Cloud Computing Basics 2
So I’ve scratched the surface of a cloud in a previous post. Let’s dream on. Let’s say you’re hosting a Django site. For start, let’s assume that everything is inside one big container: Django, PostgreSQL, NginX, …
After few months, your site grows and one machine is not enough. How do you add another, when your docker image has all included, and you should share the DB? So, you decide to have PostgreSQL in a separate docker, or someone is hosting it for you. The only thing you need from Django perspective are DB credentials. You end up with working Django cluster, but how do you register it in DNS? DNS is slow. If you kill one machine and start another, with different IP, DNS can take days to propagate.

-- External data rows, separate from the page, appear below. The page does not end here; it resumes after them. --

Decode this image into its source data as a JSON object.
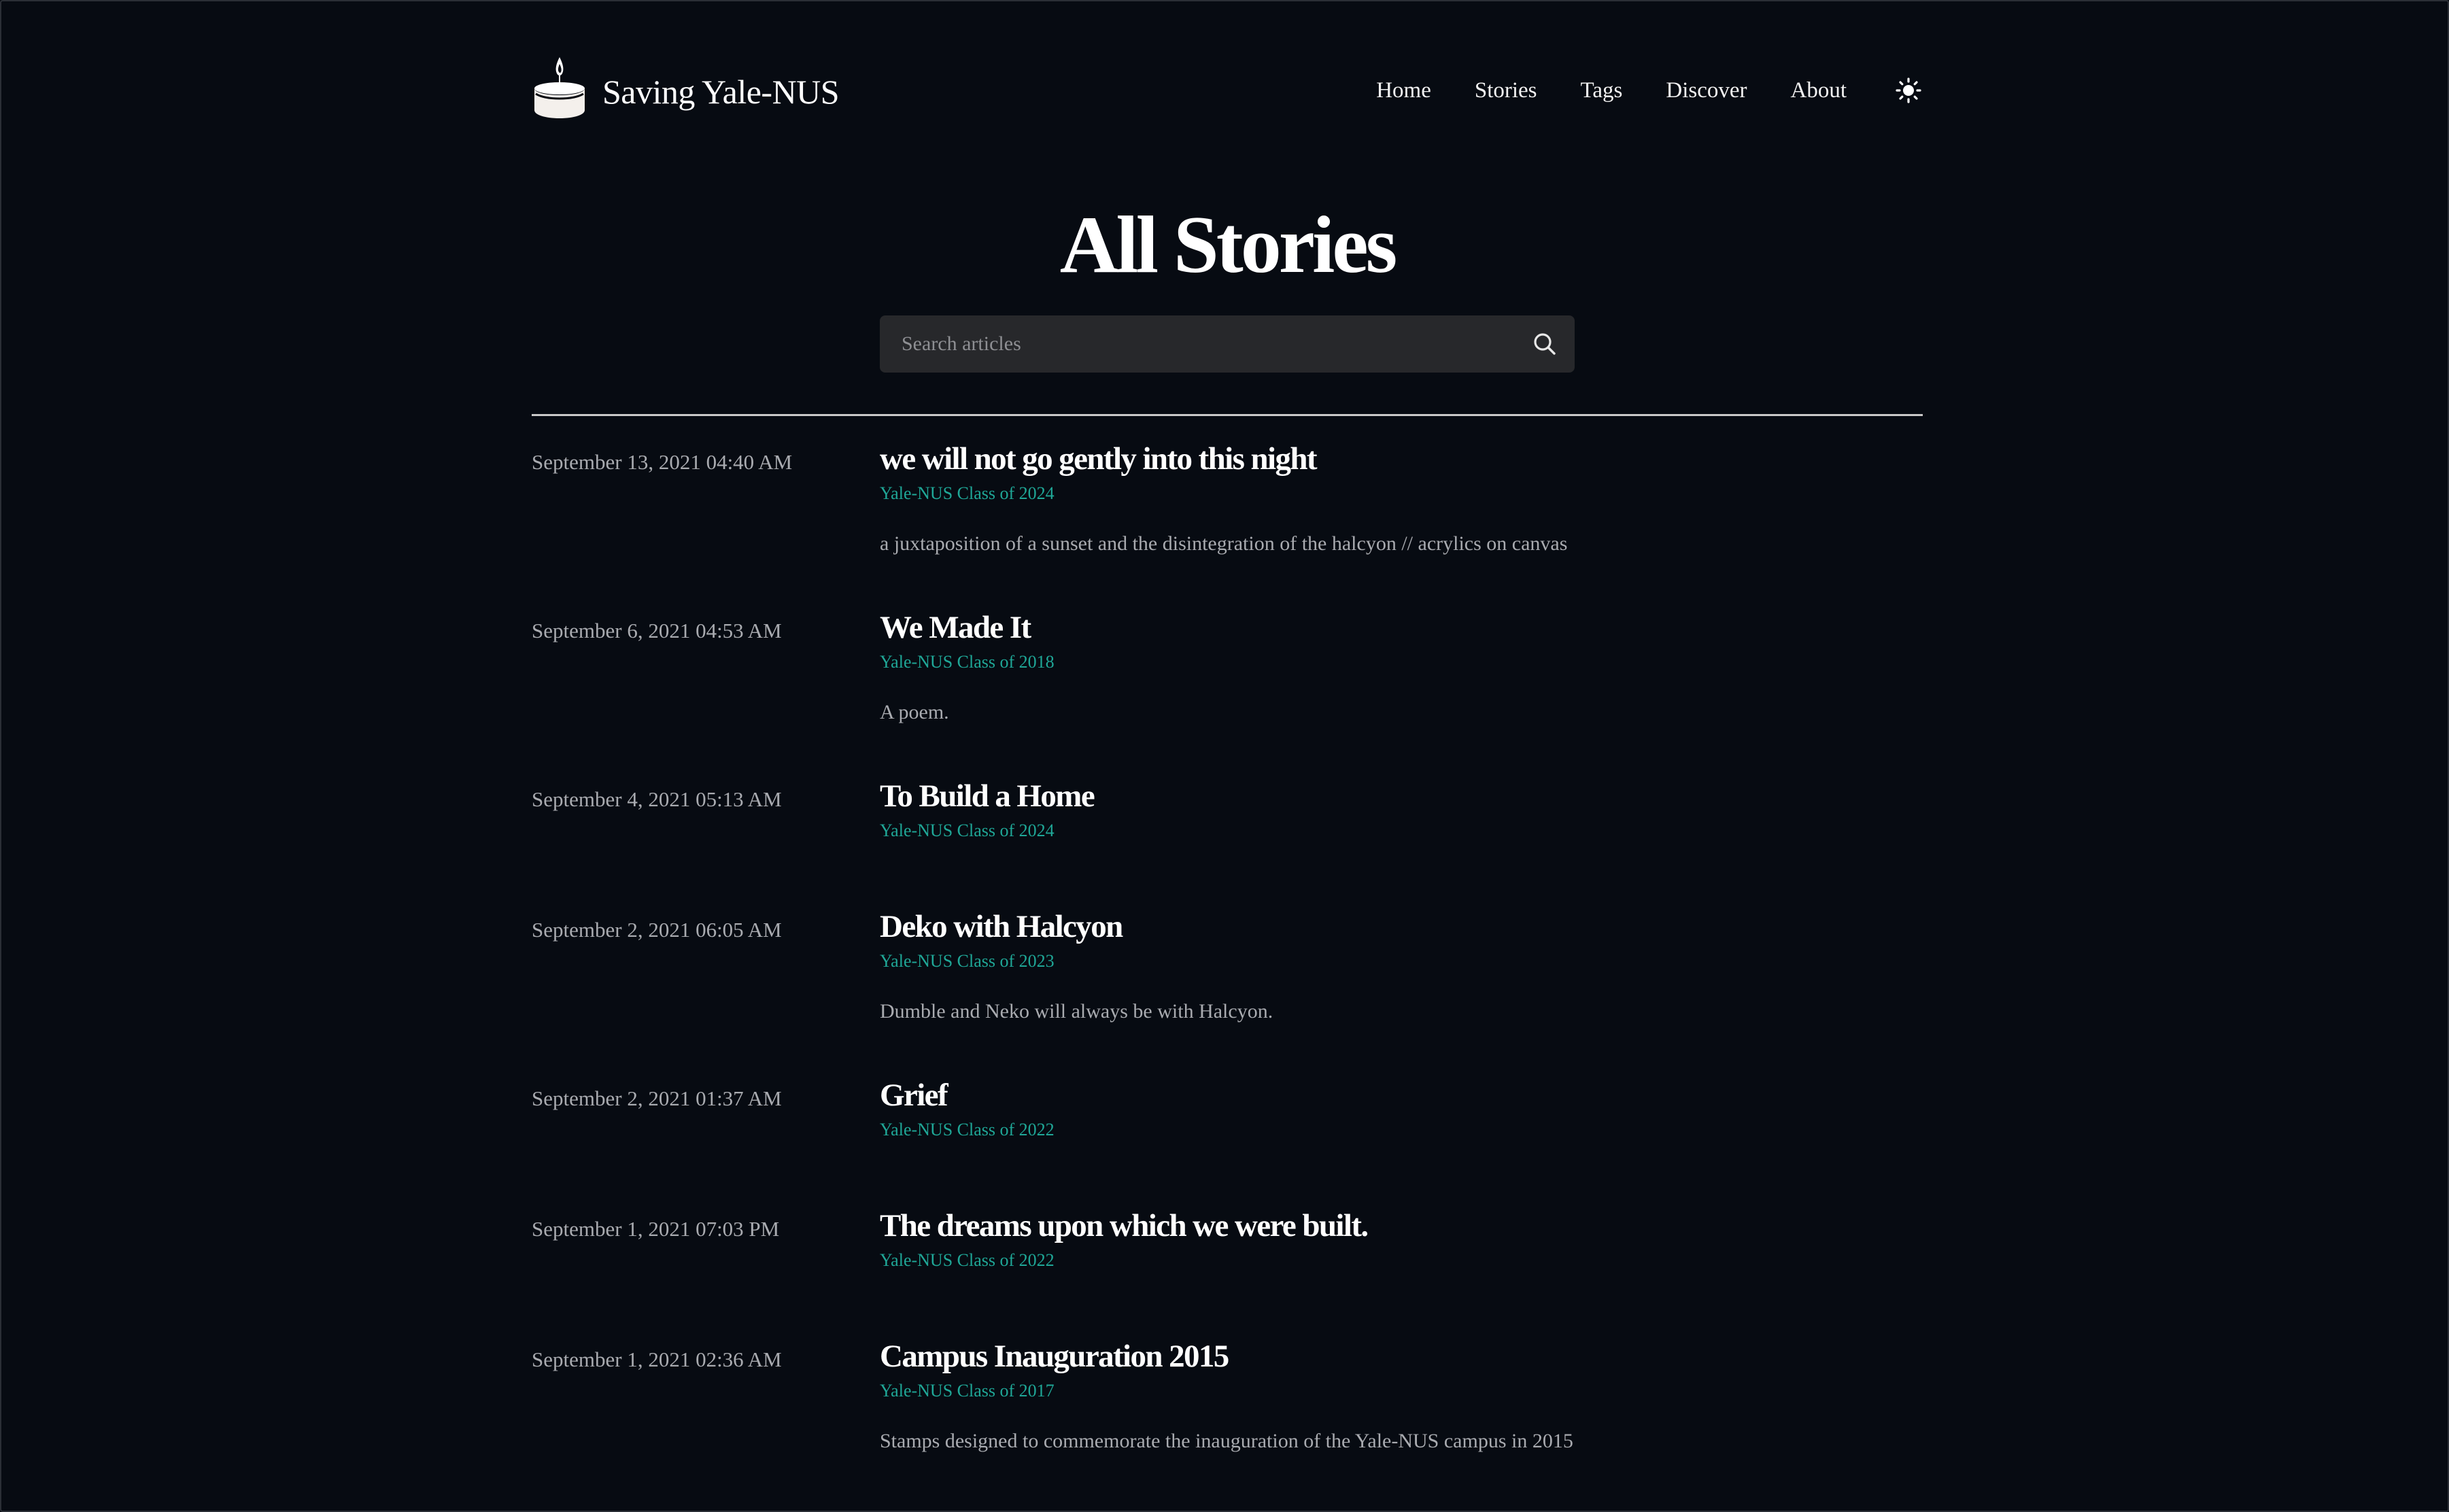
{
  "brand": {
    "title": "Saving Yale-NUS",
    "logo_icon": "candle-icon"
  },
  "nav": {
    "items": [
      {
        "label": "Home"
      },
      {
        "label": "Stories"
      },
      {
        "label": "Tags"
      },
      {
        "label": "Discover"
      },
      {
        "label": "About"
      }
    ],
    "theme_toggle_icon": "sun-icon"
  },
  "page": {
    "title": "All Stories"
  },
  "search": {
    "placeholder": "Search articles",
    "value": "",
    "icon": "search-icon"
  },
  "stories": [
    {
      "date": "September 13, 2021 04:40 AM",
      "title": "we will not go gently into this night",
      "author": "Yale-NUS Class of 2024",
      "excerpt": "a juxtaposition of a sunset and the disintegration of the halcyon // acrylics on canvas"
    },
    {
      "date": "September 6, 2021 04:53 AM",
      "title": "We Made It",
      "author": "Yale-NUS Class of 2018",
      "excerpt": "A poem."
    },
    {
      "date": "September 4, 2021 05:13 AM",
      "title": "To Build a Home",
      "author": "Yale-NUS Class of 2024",
      "excerpt": ""
    },
    {
      "date": "September 2, 2021 06:05 AM",
      "title": "Deko with Halcyon",
      "author": "Yale-NUS Class of 2023",
      "excerpt": "Dumble and Neko will always be with Halcyon."
    },
    {
      "date": "September 2, 2021 01:37 AM",
      "title": "Grief",
      "author": "Yale-NUS Class of 2022",
      "excerpt": ""
    },
    {
      "date": "September 1, 2021 07:03 PM",
      "title": "The dreams upon which we were built.",
      "author": "Yale-NUS Class of 2022",
      "excerpt": ""
    },
    {
      "date": "September 1, 2021 02:36 AM",
      "title": "Campus Inauguration 2015",
      "author": "Yale-NUS Class of 2017",
      "excerpt": "Stamps designed to commemorate the inauguration of the Yale-NUS campus in 2015"
    }
  ],
  "colors": {
    "background": "#070b12",
    "text": "#ffffff",
    "muted": "#a9abb0",
    "accent": "#1fa797",
    "search_bg": "#27282b"
  }
}
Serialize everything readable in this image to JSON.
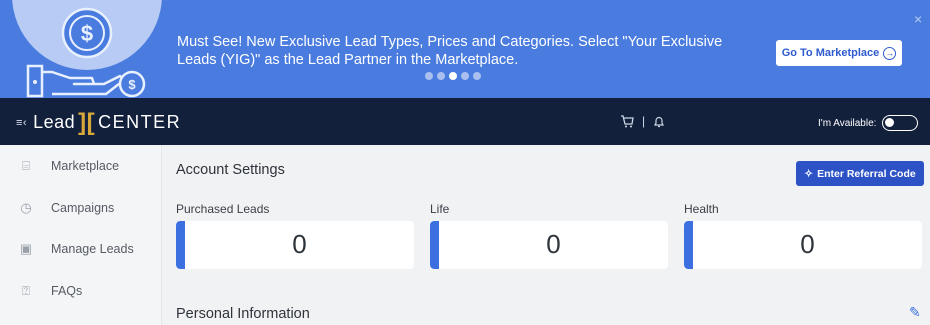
{
  "banner": {
    "message": "Must See! New Exclusive Lead Types, Prices and Categories. Select \"Your Exclusive Leads (YIG)\" as the Lead Partner in the Marketplace.",
    "cta_label": "Go To Marketplace",
    "cta_icon": "arrow-right-circle-icon",
    "close_icon": "close-icon",
    "carousel_dots": 5,
    "active_dot": 3,
    "colors": {
      "background": "#4a7ce0",
      "art": "#c9d8f6"
    }
  },
  "header": {
    "logo": {
      "left": "Lead",
      "right": "CENTER"
    },
    "menu_icon": "collapse-menu-icon",
    "cart_icon": "cart-icon",
    "separator": "|",
    "bell_icon": "bell-icon",
    "availability_label": "I'm Available:",
    "availability_on": false,
    "colors": {
      "background": "#12203c",
      "logo_accent": "#d7a93b"
    }
  },
  "sidebar": {
    "items": [
      {
        "label": "Marketplace",
        "icon": "storefront-icon"
      },
      {
        "label": "Campaigns",
        "icon": "clock-icon"
      },
      {
        "label": "Manage Leads",
        "icon": "contact-card-icon"
      },
      {
        "label": "FAQs",
        "icon": "question-clipboard-icon"
      }
    ]
  },
  "main": {
    "title": "Account Settings",
    "referral_button": "Enter Referral Code",
    "referral_icon": "sparkle-icon",
    "stats": [
      {
        "label": "Purchased Leads",
        "value": "0"
      },
      {
        "label": "Life",
        "value": "0"
      },
      {
        "label": "Health",
        "value": "0"
      }
    ],
    "section_title": "Personal Information",
    "edit_icon": "edit-icon",
    "colors": {
      "accent": "#3c6fe0",
      "button": "#2c52c6"
    }
  }
}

So you decide to put a load balancer in front of those Django machines, because load balancer reconfiguration and restart can take 5 minutes or less if you know what to do. Much faster than DNS propagation. But now, you have a problem. If that load balancer fails, you don’t have a site. So you start yet another load balancer and have it proxy the requests for two Django machines, so if one load balancer fails, there’s another.
Over the following months your company and app grow, and you find your self in a position where you need 5 application servers, 3 DB servers and 2 load balancers. Imagine you have to change the password. You would do it on all 5 servers by hand, restating each when done. Or you’ve already discovered Ansible (or Puppet, or Chef, or SaltStack, or …) and do it automatically. But imagine you have 10,000 servers. It would take an hour, I suppose, to update all the machines. That means, when you change DB password, it will take you an hour to get to the last machine. That hour the last machine uses old DB password, which renders it non useful. It would be nice if machines could agree on a set of parameters that are needed and distributed. In our case, it would be nice if every machine could remember DB user/pass combination, so wherever you start you Django docker, it knows how to connect to DB. That’s exactly what Consul does.
Consul is an application with integrated WEB UI, REST API, DNS, RPC and tons of other things, but interesting for us is it’s ability to cluster and remember settings. I start it as a docker container on every host of the fleet. If you have 6 machines with clustered Consul, changing variable on one host makes it mirror to all other machines. That’s great, but it doesn’t tackle with docker containers, so Consul alone is not enough for your 10,000 machines data center. Consul-template is small utility which sits in your Django container and connects to Consul. When Consul variable changes, consul-template will generate the configuration from a template you provide and Consul data, and restart your Django. To be technically correct, it will execute command you configured it with, but you want that command to do the restart of you application once the configuration is generated. Now DB user/pass changes can be effective in seconds instead of hours.
Why stop there? You can have your DB docker react on changing the DB user/pass combination in Consul. In other words, if you add DB user to Consul, DB container will create it (if you “restart” consul-template script is smart enough). You can go wild with Consul variables and cloud setup. It’s up to you and your team to find what should be shared through Consul, and what should be part of on-disk configuration.